ASCII art from 1943
While reading this article on "ASCII art in 1939", I remembered a carbon copy which I found in an old atlas. It's a portrait of president Franklin D. Roosevelt, made on a typewriter in 1943 by my father Roger Van Braekel, then 13 years old and living in nazi-occupied Belgium.
I asked him how he made it. "I saw it in a youth magazine called 'Ons Volkske', and I copied it character by character", he recalled. It was called "typewriter art" back then, as the ASCII standard didn't emerge until 1967.
Reacties
Elliot Essman
zondag, 10 september, 2006 - 02:18Philosophically, when you boil it all down, this shows how complex simple elements can be -- infinitely complex.
dominiek de schepper
vrijdag, 1 september, 2006 - 00:27dit tijdstip kan me geen ballen schelen
back to history lessons kids!
bonna
woensdag, 9 augustus, 2006 - 00:30Nice little history Luc, your dad did a good job.
You are right to be proud!
Jöe
donderdag, 3 augustus, 2006 - 20:51"When I was young and blindingly handsome (you can, alas, scrap the former now)"
Mike: I suppose we should not scrap the latter?
Cogito
woensdag, 2 augustus, 2006 - 21:05I really love those Mechanix comics. It reflects the atmosphere of the optimistic view upon the future we had until the early 70s. As a kid I really dreamt of this science-and-technology future (the Jetsons!), but in the 70s this kind of real progress was blocked by a 'new' ideology that put a brake on all our futuristic aspirations: environmentalism. It robbed us of our <vooruitgangsoptimisme> (does anyone know how to translate this word in English?), it robbed us of our ... future,calling our view upon the future 'naive' though it was this view that already for 200 years had enabled mankind to make real progress. Now they are at last achieving a total stop in progress in Europe, and call it ... progress. I consider environmentalism an even greater threat to mankind than socialism, with which it is however inseparably interwoven.
Peter Fleming
woensdag, 2 augustus, 2006 - 13:43Now we know where Luc got his Americano-philia from
Outlaw Mike
woensdag, 2 augustus, 2006 - 00:02And Kudos to Roger VB!!! Actually doing such a thing was not without risk. It would have been better for his health had he asciid Uncle Adolph.
Outlaw Mike
dinsdag, 1 augustus, 2006 - 23:59When I was young and blindingly handsome (you can, alas, scrap the former now) I used to read "Ons Volkske" weekly. It was a cartoon magazine and some main characters were "Dommel", a big fat silly white dog of unspecified race, Chick Bill (a cowboy), Robin Hood, Jugurtha etc etc. I preferred "Robbedoes" however. On the whole there were more bikinis in that one, plus, they had Natasja, you know, the stewardess with the fantastic knockers. Btw, Huug, at first sight I too thought it was Gorby.
LVB
dinsdag, 1 augustus, 2006 - 22:36@Filip: "Het Volkske" was the weekly youth addendum of "Het Volk", see http://en.wikipedia.org/wik... .

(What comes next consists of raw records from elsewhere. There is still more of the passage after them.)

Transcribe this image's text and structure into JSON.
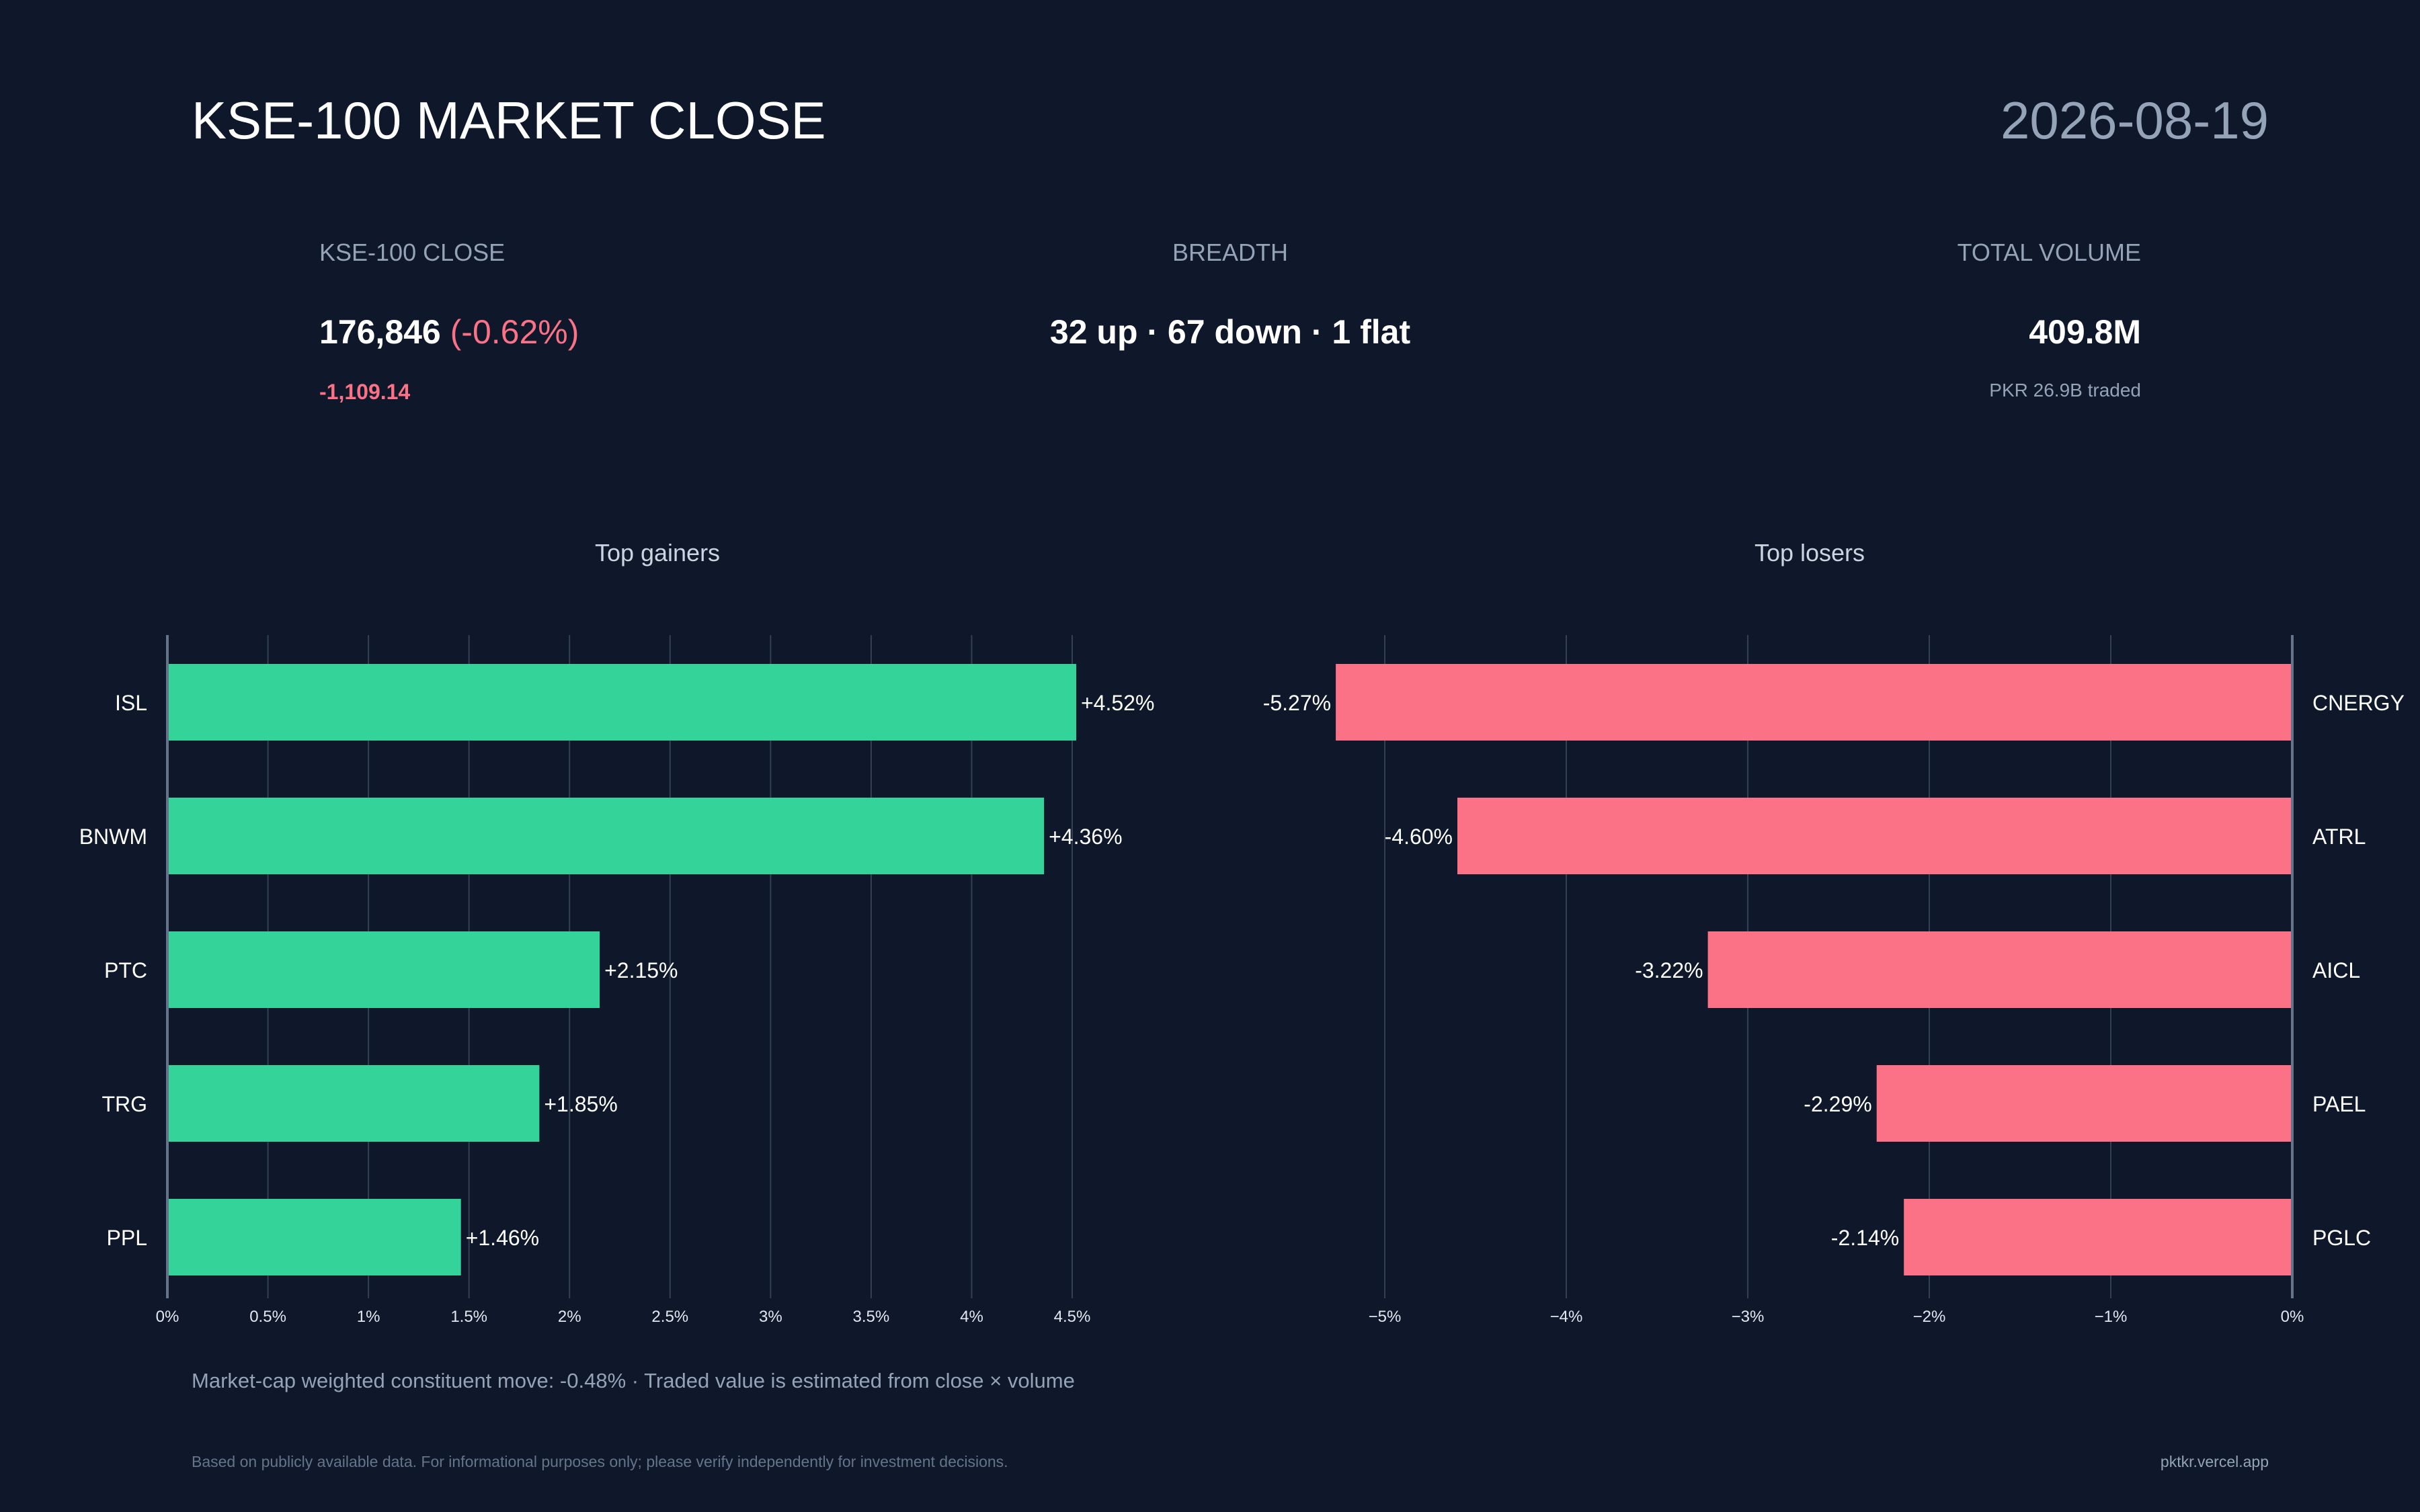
{
  "header": {
    "title": "KSE-100 MARKET CLOSE",
    "date": "2026-08-19"
  },
  "stats": {
    "close": {
      "label": "KSE-100 CLOSE",
      "value": "176,846",
      "pct": "(-0.62%)",
      "change": "-1,109.14"
    },
    "breadth": {
      "label": "BREADTH",
      "value": "32 up · 67 down · 1 flat"
    },
    "volume": {
      "label": "TOTAL VOLUME",
      "value": "409.8M",
      "sub": "PKR 26.9B traded"
    }
  },
  "colors": {
    "gain": "#34d399",
    "loss": "#fb7185",
    "background": "#0f172a",
    "grid": "#334155",
    "axis": "#64748b"
  },
  "chart_data": [
    {
      "type": "bar",
      "orientation": "horizontal",
      "title": "Top gainers",
      "categories": [
        "ISL",
        "BNWM",
        "PTC",
        "TRG",
        "PPL"
      ],
      "values": [
        4.52,
        4.36,
        2.15,
        1.85,
        1.46
      ],
      "value_labels": [
        "+4.52%",
        "+4.36%",
        "+2.15%",
        "+1.85%",
        "+1.46%"
      ],
      "xlim": [
        0,
        4.5
      ],
      "ticks": [
        0,
        0.5,
        1,
        1.5,
        2,
        2.5,
        3,
        3.5,
        4,
        4.5
      ],
      "tick_labels": [
        "0%",
        "0.5%",
        "1%",
        "1.5%",
        "2%",
        "2.5%",
        "3%",
        "3.5%",
        "4%",
        "4.5%"
      ],
      "grid": true
    },
    {
      "type": "bar",
      "orientation": "horizontal",
      "title": "Top losers",
      "categories": [
        "CNERGY",
        "ATRL",
        "AICL",
        "PAEL",
        "PGLC"
      ],
      "values": [
        -5.27,
        -4.6,
        -3.22,
        -2.29,
        -2.14
      ],
      "value_labels": [
        "-5.27%",
        "-4.60%",
        "-3.22%",
        "-2.29%",
        "-2.14%"
      ],
      "xlim": [
        -5,
        0
      ],
      "ticks": [
        -5,
        -4,
        -3,
        -2,
        -1,
        0
      ],
      "tick_labels": [
        "−5%",
        "−4%",
        "−3%",
        "−2%",
        "−1%",
        "0%"
      ],
      "grid": true
    }
  ],
  "footer": {
    "note": "Market-cap weighted constituent move: -0.48% · Traded value is estimated from close × volume",
    "disclaimer": "Based on publicly available data. For informational purposes only; please verify independently for investment decisions.",
    "site": "pktkr.vercel.app"
  }
}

But there was also a weekly magazine "Ons Volk", see http://verzamel.2dehands.be... and "Ons Volkske" was probably the youth addendum of "Ons Volk". And probably unrelated to newspaper "Het Volk".
Filip
dinsdag, 1 augustus, 2006 - 22:28If I remember right, "Ons Volkse" was the weekly addendum for the youth of the newspaper 'Het Volk".
LVB
dinsdag, 1 augustus, 2006 - 22:21Actually, at this moment my father is in doubt whether the magazine was called "Ons Volk" or "Ons Volkske".
Huug
dinsdag, 1 augustus, 2006 - 21:23Knap. Ik dacht eerlijk gezegd eerst dat het 'Gorbi' was. ;-)
Björn Roose
dinsdag, 1 augustus, 2006 - 21:13Read a number of copies of "Ons Volkske" when I was younger (it still existed in the seventies), where amongst others "De Gouden Stuntman" was published.
Nice typewriter art. A lot better than the stuff we made when in typing class :-)
FRaNKy
dinsdag, 1 augustus, 2006 - 20:54Nice.. And nice story to go with it.